Updated: 2013-10-25 11:13
By Caroline Berg in New York ( China Daily USA)

Design student follows an 'unusual' two-part path

Designer Mengdi Wu presents the bags in her new Miss Locker Personal Case line. Provided to China Daily

Mengdi Wu's initial line of cartoon-faced tote bags have all sold out, her new line of makeup bags are available online for pre-order, and the Chinese designer hasn't even graduated from college yet.

"It is very rare that such a young student would already have a line in stores and try to balance school and business," Aneta Genova, assistant professor for Accessory Design in the School of Fashion at Parsons The New School for Design in New York, told China Daily.

"Making this makeup bag was harder than I expected," Wu, a senior at Parsons, said.

But her bags are meant to make life easier, for girls at least.

"I thought, from the experience of the everyday girl and also my own experience, that maybe makeup bags can be multi-use for both makeup and personal items, to make the everyday girl's life easier," Wu said, talking about the inspiration for her new design.

Wu's new Miss Locker Personal Case line will be available to ship on Nov 30. The bags come in small ($23), medium ($28) and large ($33), and are being sold online at Sears.com.

Each bag has its own bright graphic design that includes the iconic mengdi3wu brand cartoon face, but they all have the same general construct: a compartment on top for makeup and a second "secret" compartment on bottom to keep girls' personal hygiene items more private.

"To me, bags are like a girl's mini locker," said Wu, who grew up in Ningbo, Zhejiang province. "I included a mesh compartment in the makeup compartment so things don't fall out when you open it, and you can see everything, so you don't have to dig through everything."

The bags are entirely waterproof, with shiny PVC material on the outside and polka dot polyester lining on the inside - yellow for the makeup compartment, pink for the personal compartment.

"With makeup powder, cases tend to get dirty, so I wanted to make my bag waterproof so that it's easy to wipe down," Wu said. "I also designed the bottom to be black because we tend to put these sorts of bags on sinks or surfaces that may be wet, so it's much easier to clean this way."
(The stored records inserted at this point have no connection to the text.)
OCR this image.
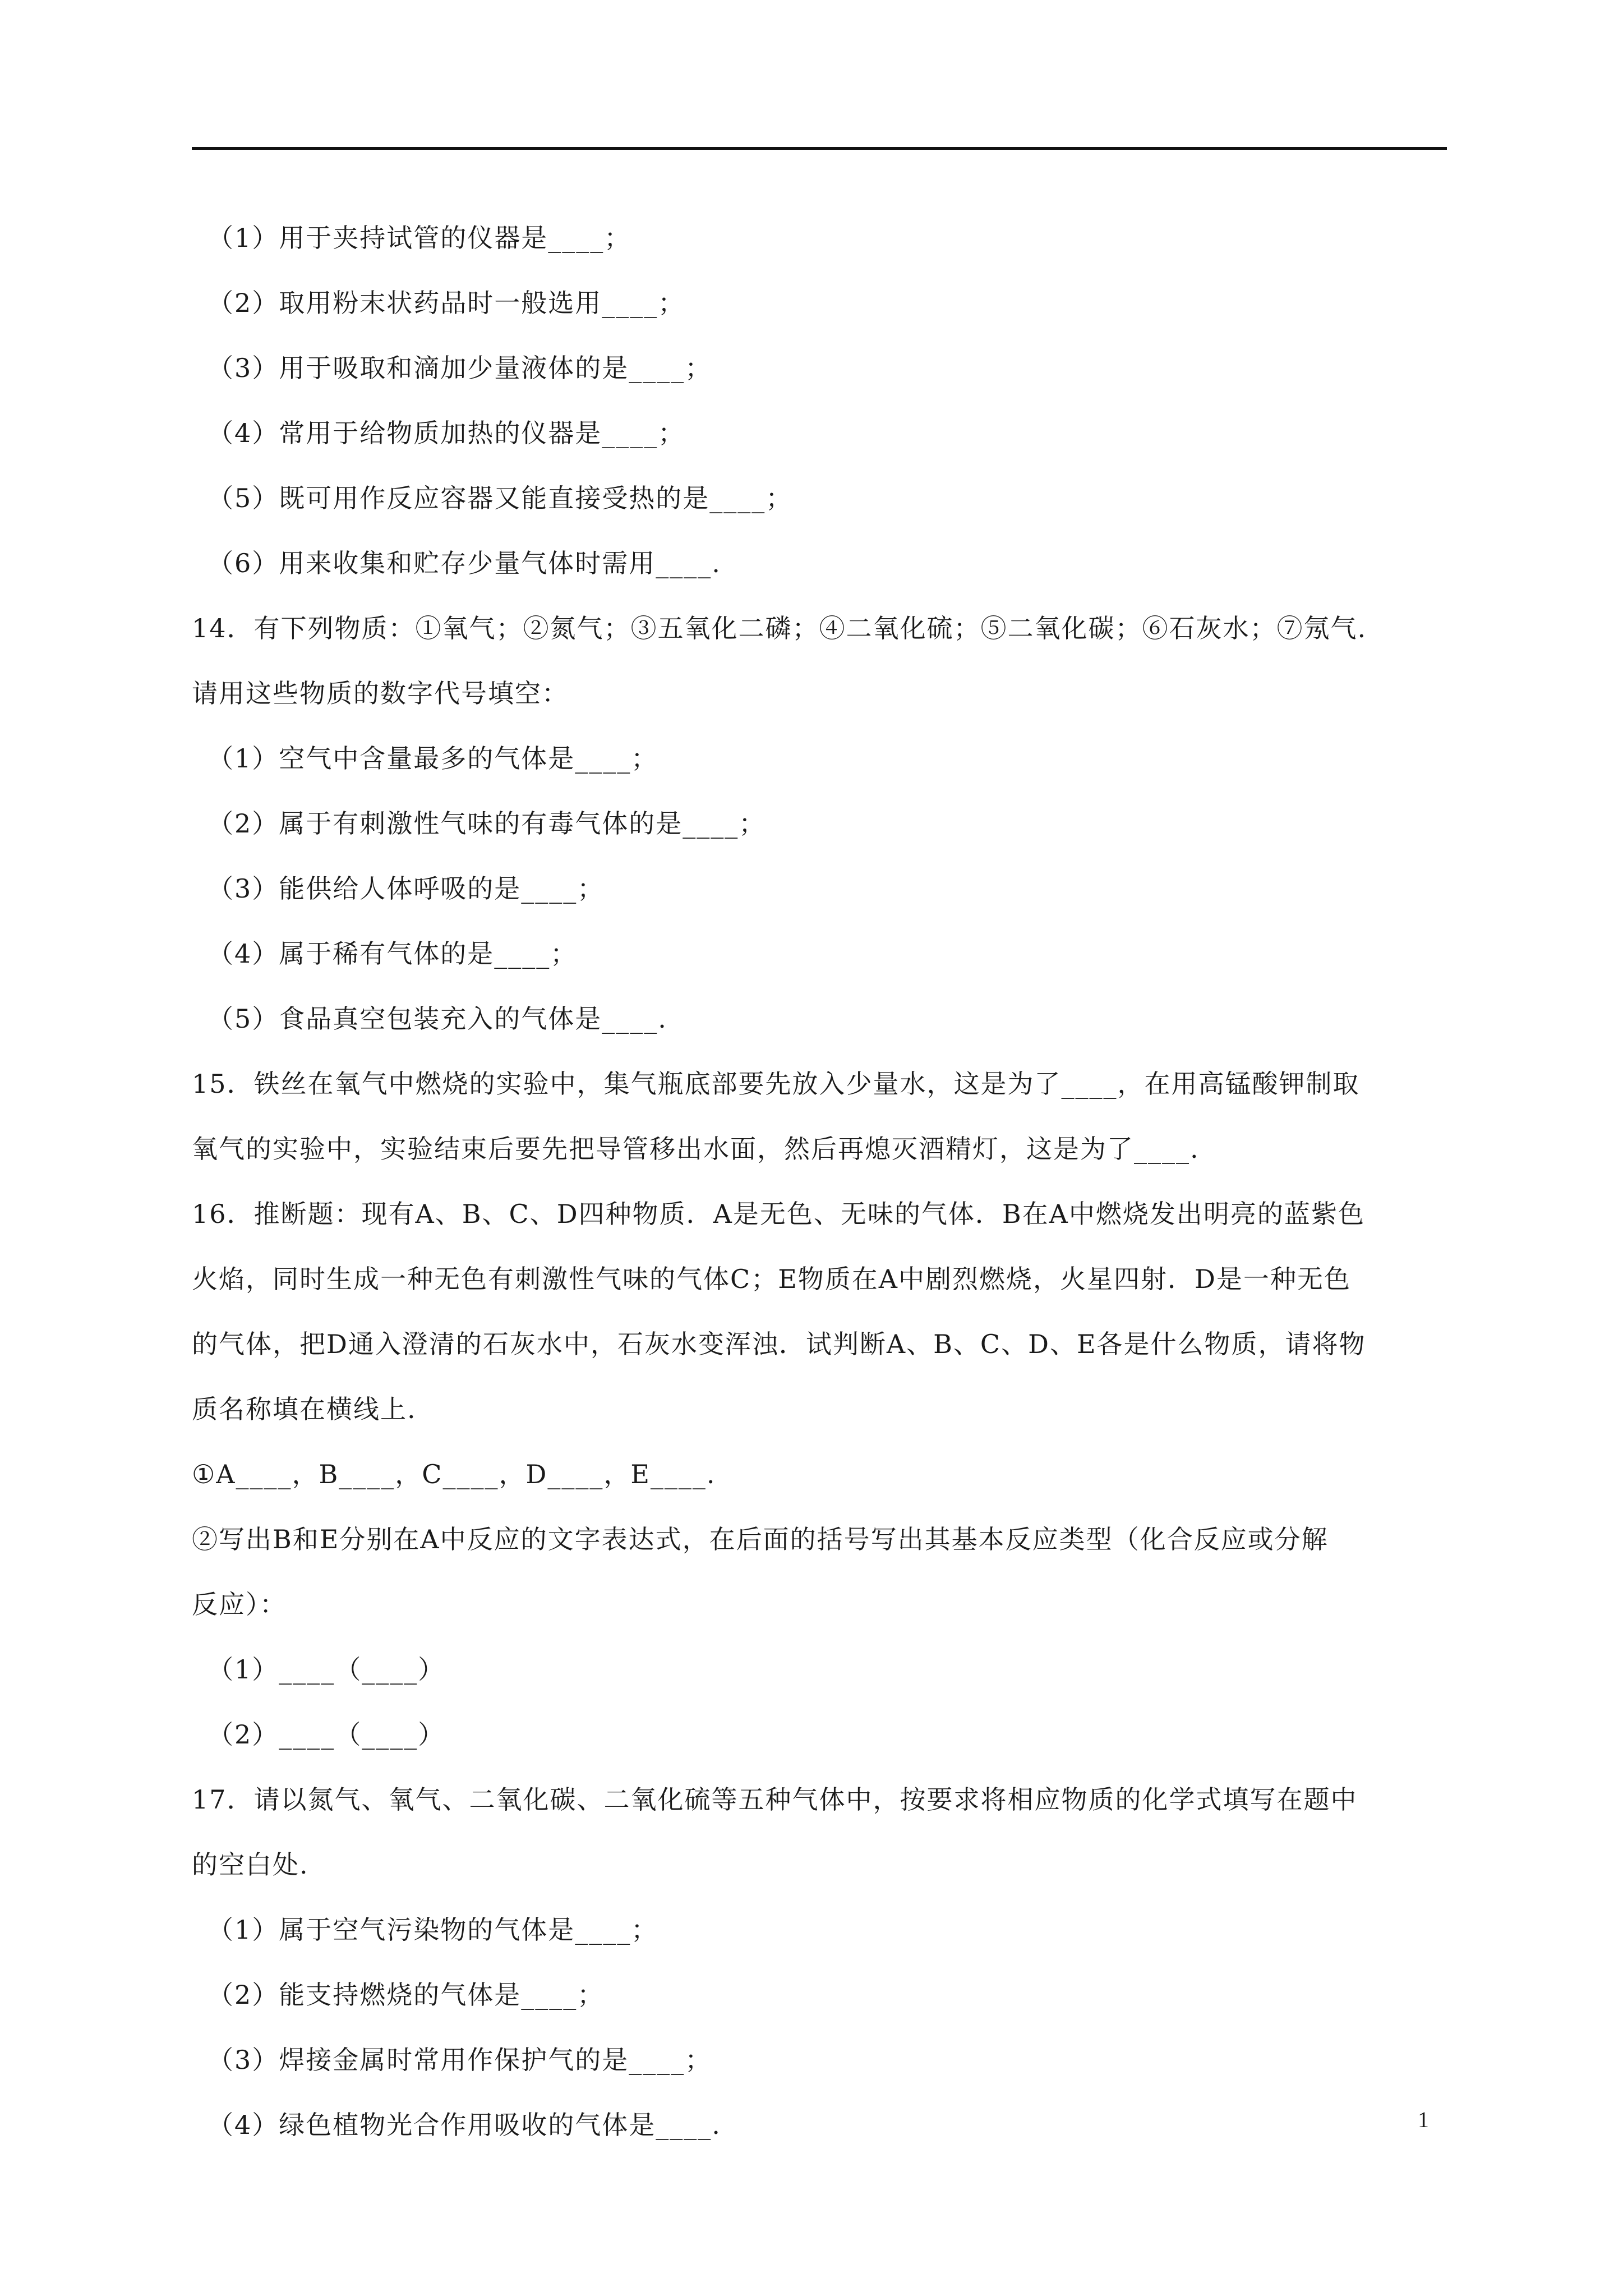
（1）用于夹持试管的仪器是____；
（2）取用粉末状药品时一般选用____；
（3）用于吸取和滴加少量液体的是____；
（4）常用于给物质加热的仪器是____；
（5）既可用作反应容器又能直接受热的是____；
（6）用来收集和贮存少量气体时需用____.
14．有下列物质：①氧气；②氮气；③五氧化二磷；④二氧化硫；⑤二氧化碳；⑥石灰水；⑦氖气.
请用这些物质的数字代号填空：
（1）空气中含量最多的气体是____；
（2）属于有刺激性气味的有毒气体的是____；
（3）能供给人体呼吸的是____；
（4）属于稀有气体的是____；
（5）食品真空包装充入的气体是____.
15．铁丝在氧气中燃烧的实验中，集气瓶底部要先放入少量水，这是为了____，在用高锰酸钾制取
氧气的实验中，实验结束后要先把导管移出水面，然后再熄灭酒精灯，这是为了____.
16．推断题：现有A、B、C、D四种物质．A是无色、无味的气体．B在A中燃烧发出明亮的蓝紫色
火焰，同时生成一种无色有刺激性气味的气体C；E物质在A中剧烈燃烧，火星四射．D是一种无色
的气体，把D通入澄清的石灰水中，石灰水变浑浊．试判断A、B、C、D、E各是什么物质，请将物
质名称填在横线上.
①A____，B____，C____，D____，E____.
②写出B和E分别在A中反应的文字表达式，在后面的括号写出其基本反应类型（化合反应或分解
反应）：
（1）____（____）
（2）____（____）
17．请以氮气、氧气、二氧化碳、二氧化硫等五种气体中，按要求将相应物质的化学式填写在题中
的空白处.
（1）属于空气污染物的气体是____；
（2）能支持燃烧的气体是____；
（3）焊接金属时常用作保护气的是____；
（4）绿色植物光合作用吸收的气体是____.	1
It's been four years since Wu, then a freshman at Parsons, launched her personal lifestyle brand, mengdi3wu, with the release of a square white canvas bag with a button-eyed face screen-printed on it, known as the "Button Tote."
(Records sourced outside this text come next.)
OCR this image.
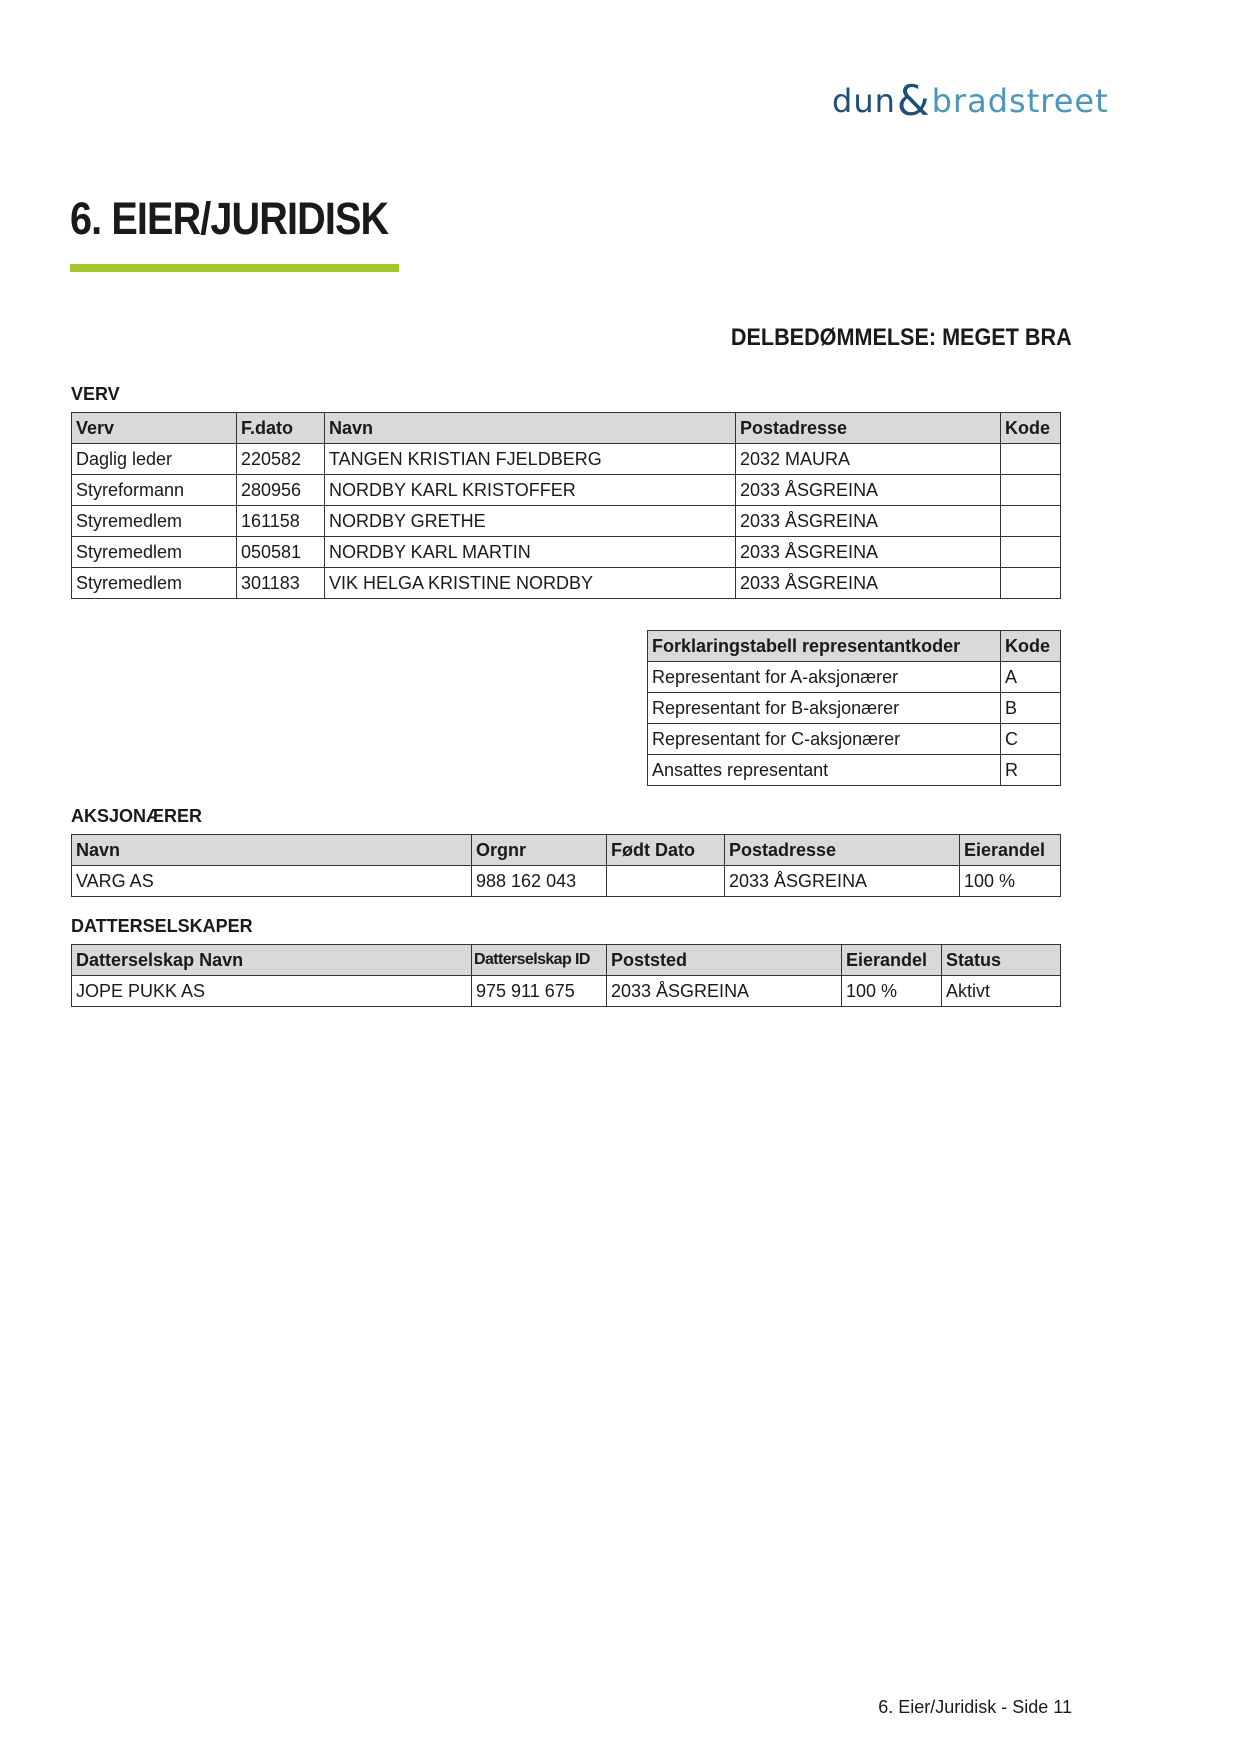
dun & bradstreet
6. EIER/JURIDISK
DELBEDØMMELSE: MEGET BRA

VERV

Verv	F.dato	Navn	Postadresse	Kode
Daglig leder	220582	TANGEN KRISTIAN FJELDBERG	2032 MAURA	
Styreformann	280956	NORDBY KARL KRISTOFFER	2033 ÅSGREINA	
Styremedlem	161158	NORDBY GRETHE	2033 ÅSGREINA	
Styremedlem	050581	NORDBY KARL MARTIN	2033 ÅSGREINA	
Styremedlem	301183	VIK HELGA KRISTINE NORDBY	2033 ÅSGREINA	
Forklaringstabell representantkoder	Kode
Representant for A-aksjonærer	A
Representant for B-aksjonærer	B
Representant for C-aksjonærer	C
Ansattes representant	R

AKSJONÆRER

Navn	Orgnr	Født Dato	Postadresse	Eierandel
VARG AS	988 162 043		2033 ÅSGREINA	100 %

DATTERSELSKAPER

Datterselskap Navn	Datterselskap ID	Poststed	Eierandel	Status
JOPE PUKK AS	975 911 675	2033 ÅSGREINA	100 %	Aktivt

6. Eier/Juridisk - Side 11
From there, Wu went on to design the "Tie Tote," "Tape Tote," "Jail Tote," "White Afro Tote," "Red Afro Tote" and "Thick Lip Tote" - all of which are now sold out and will never be reproduced.

"It's like a limited edition," Wu said with a laugh. "I want to get to the point where I can just do one collection, sell out, be done with it, and then move onto the next collection, instead of producing tremendous amounts of bags."

Wu said her father, who is a businessman in the children's wear industry, helped her with the production of her tote bag line, but then let her take the reins herself with Miss Locker.

"My dad was like, 'If you want to open a company for yourself, you have to start from the beginning - production, design, everything,' " Wu said.

After narrowing down her manufacturer options from searches on the Chinese Alibaba.com e-commerce website, and hundreds of emails to nail down her makeup bag designs, Wu said she finally had 1,000 of her Miss Locker cases being shipped from China, and another 1,400 on the way.

"It takes a very organized and driven person to be able to achieve her level of commitment," Genova said. "I would say that [Wu] spends most of her energy on dealing with issues most other students have not even encountered yet - that would be building relationships with factories and creating samples."

Wu has also arranged to meet with a Macy's group vice-president next month to discuss her next design, which is already in the sample making process, to potentially strike a deal to sell her forthcoming line.

"The inspiration for the next collection is about text messages," Wu said. "Since we're in a fast-forward society, and teens and tweens are relying on texting a lot, I want to make this new design fun and playful for them."

Wu said her goal is to promote happiness with her products, make them fun, and also to give back.